Coming from a lifelong Liberal-Catholic voting family, Mr Hogan is not heading down the One Nation path but grieves for the state of the economy and the pressure on families.

 

“Fifteen dollars for a pint of beer,’’ he says, adding that “the cost of living is terrible’’.

 

The Albanese government is worried about the failing Allan government but Mr Samaras believes Labor is already at its lowest ebb in Victoria.

 

“It’s at its rock bottom,’’ he says as Labor strategists mull the extent to which the unelected premier Ms Allan should try to distance herself from her predecessor Dan Andrews.

 

Ms Allan, he says, is a net-positive among Labor voters but is copping the ire of Liberals and One Nation backers. She is also “wearing” the effects of Mr Andrews’ pandemic decisions.

 

But some of her internal opponents who have spoken to The Australian also believe she has failed terribly on budget management, lost the war on crime, been either mendacious or cute on building site corruption, and will be walloped in the regions because of a controversial fire services levy and renewable energy project intrusions.

 

Based on what The Australian saw in Melbourne’s west this week – a snapshot of voter stress in the state – none of these issues will go close to the impact of the cost-of-living crisis facing low to middle income earners.

 

Another veteran Labor strategist says the question of “how do these people keep the lights on?’’ is at the core of the national debate.

 

There are nine federal Labor seats that are marginal in Victoria of the 22 overall tightest electorates. The One Nation factor plus state failures will impact on special interest seats including Aston in the outer east, McEwen in the outer northeast, Menzies in the east, Deakin and Calwell.

 

Lalor, which includes Werribee, has a margin of more than 13 per cent but for years voters in the west have become increasingly grumpy with Labor.

 

There are a stack of state Labor and Liberal seats that are vulnerable (including to the One Nation effect), including Hastings, Berwick, Pakenham, Bass and Narre Warren North.

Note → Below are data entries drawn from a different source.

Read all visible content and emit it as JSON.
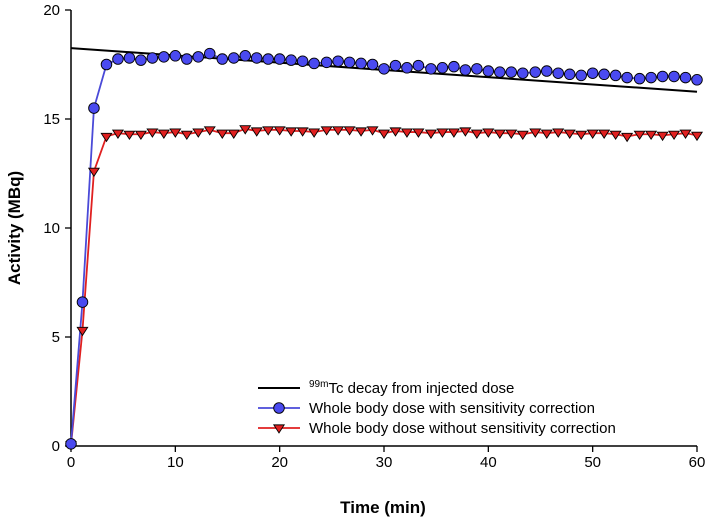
{
  "chart_data": {
    "type": "line",
    "xlabel": "Time (min)",
    "ylabel": "Activity (MBq)",
    "xlim": [
      0,
      60
    ],
    "ylim": [
      0,
      20
    ],
    "xticks": [
      0,
      10,
      20,
      30,
      40,
      50,
      60
    ],
    "yticks": [
      0,
      5,
      10,
      15,
      20
    ],
    "legend_position": "bottom-right",
    "colors": {
      "decay": "#000000",
      "with_correction_line": "#4a4ad8",
      "with_correction_marker": "#4a4af0",
      "without_correction_line": "#e02020",
      "without_correction_marker": "#e02020"
    },
    "series": [
      {
        "name": "decay",
        "label_sup": "99m",
        "label_main": "Tc decay from injected dose",
        "marker": "none",
        "x": [
          0,
          60
        ],
        "y": [
          18.25,
          16.25
        ]
      },
      {
        "name": "with",
        "label": "Whole body dose with sensitivity correction",
        "marker": "circle",
        "x": [
          0,
          1.1,
          2.2,
          3.4,
          4.5,
          5.6,
          6.7,
          7.8,
          8.9,
          10.0,
          11.1,
          12.2,
          13.3,
          14.5,
          15.6,
          16.7,
          17.8,
          18.9,
          20.0,
          21.1,
          22.2,
          23.3,
          24.5,
          25.6,
          26.7,
          27.8,
          28.9,
          30.0,
          31.1,
          32.2,
          33.3,
          34.5,
          35.6,
          36.7,
          37.8,
          38.9,
          40.0,
          41.1,
          42.2,
          43.3,
          44.5,
          45.6,
          46.7,
          47.8,
          48.9,
          50.0,
          51.1,
          52.2,
          53.3,
          54.5,
          55.6,
          56.7,
          57.8,
          58.9,
          60.0
        ],
        "y": [
          0.1,
          6.6,
          15.5,
          17.5,
          17.75,
          17.8,
          17.7,
          17.8,
          17.85,
          17.9,
          17.75,
          17.85,
          18.0,
          17.75,
          17.8,
          17.9,
          17.8,
          17.75,
          17.75,
          17.7,
          17.65,
          17.55,
          17.6,
          17.65,
          17.6,
          17.55,
          17.5,
          17.3,
          17.45,
          17.35,
          17.45,
          17.3,
          17.35,
          17.4,
          17.25,
          17.3,
          17.2,
          17.15,
          17.15,
          17.1,
          17.15,
          17.2,
          17.1,
          17.05,
          17.0,
          17.1,
          17.05,
          17.0,
          16.9,
          16.85,
          16.9,
          16.95,
          16.95,
          16.9,
          16.8
        ]
      },
      {
        "name": "without",
        "label": "Whole body dose without sensitivity correction",
        "marker": "triangle-down",
        "x": [
          0,
          1.1,
          2.2,
          3.4,
          4.5,
          5.6,
          6.7,
          7.8,
          8.9,
          10.0,
          11.1,
          12.2,
          13.3,
          14.5,
          15.6,
          16.7,
          17.8,
          18.9,
          20.0,
          21.1,
          22.2,
          23.3,
          24.5,
          25.6,
          26.7,
          27.8,
          28.9,
          30.0,
          31.1,
          32.2,
          33.3,
          34.5,
          35.6,
          36.7,
          37.8,
          38.9,
          40.0,
          41.1,
          42.2,
          43.3,
          44.5,
          45.6,
          46.7,
          47.8,
          48.9,
          50.0,
          51.1,
          52.2,
          53.3,
          54.5,
          55.6,
          56.7,
          57.8,
          58.9,
          60.0
        ],
        "y": [
          0.05,
          5.3,
          12.6,
          14.2,
          14.35,
          14.3,
          14.3,
          14.4,
          14.35,
          14.4,
          14.3,
          14.4,
          14.5,
          14.35,
          14.35,
          14.55,
          14.45,
          14.5,
          14.5,
          14.45,
          14.45,
          14.4,
          14.5,
          14.5,
          14.5,
          14.45,
          14.5,
          14.35,
          14.45,
          14.4,
          14.4,
          14.35,
          14.4,
          14.4,
          14.45,
          14.35,
          14.4,
          14.35,
          14.35,
          14.3,
          14.4,
          14.35,
          14.4,
          14.35,
          14.3,
          14.35,
          14.35,
          14.3,
          14.2,
          14.3,
          14.3,
          14.25,
          14.3,
          14.35,
          14.25
        ]
      }
    ]
  }
}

Mr Samaras says western and northern Labor state seats such as Werribee, Melton, Sydenham, Greenvale, Kororoit and St Albans are worth watching.

 

The sharp difference between the South Australian election and Victoria is that SA has a highly popular premier and Ms Allan is widely disliked.

 

Adding to this ocean of contradictions and clashing possibilities, is the strong performance of new Liberal leader Ms Wilson, who has been arguably the best alternative Liberal leader since Jeff Kennett, although Ted Baillieu won the 2010 election.

 

At just 35, Ms Wilson has so far done pretty much everything right but faces preselection turbulence and the One Nation conundrum, with the preferencing decision vexed.

 

Drawing on the differences between the South Australian and Victorian polls, she said: “In South Australia we had a popular first-term government. Here in Victoria we have a tired government, a corrupt government, and a government that Victorians want to see the back of.

 

“But what I say (to) Victorians (is) – if you want to change the government in November this year, you have to put a No.1 next to the Victorian Liberals or Nationals. We have seen it play out in South Australia, where a protest vote only sees a re-elected Labor government.”

 

With the Liberals on their knees nationally, failure in Vic­toria this year would be about as helpful as a long-term closure of the Strait of Hormuz.

 

While a lot of battlers will switch to One Nation – including from Labor – there are unique issues in Victoria for the Liberal-National parties that go well beyond the legacy of Dan Andrews and the unelected Premier Jacinta Allan.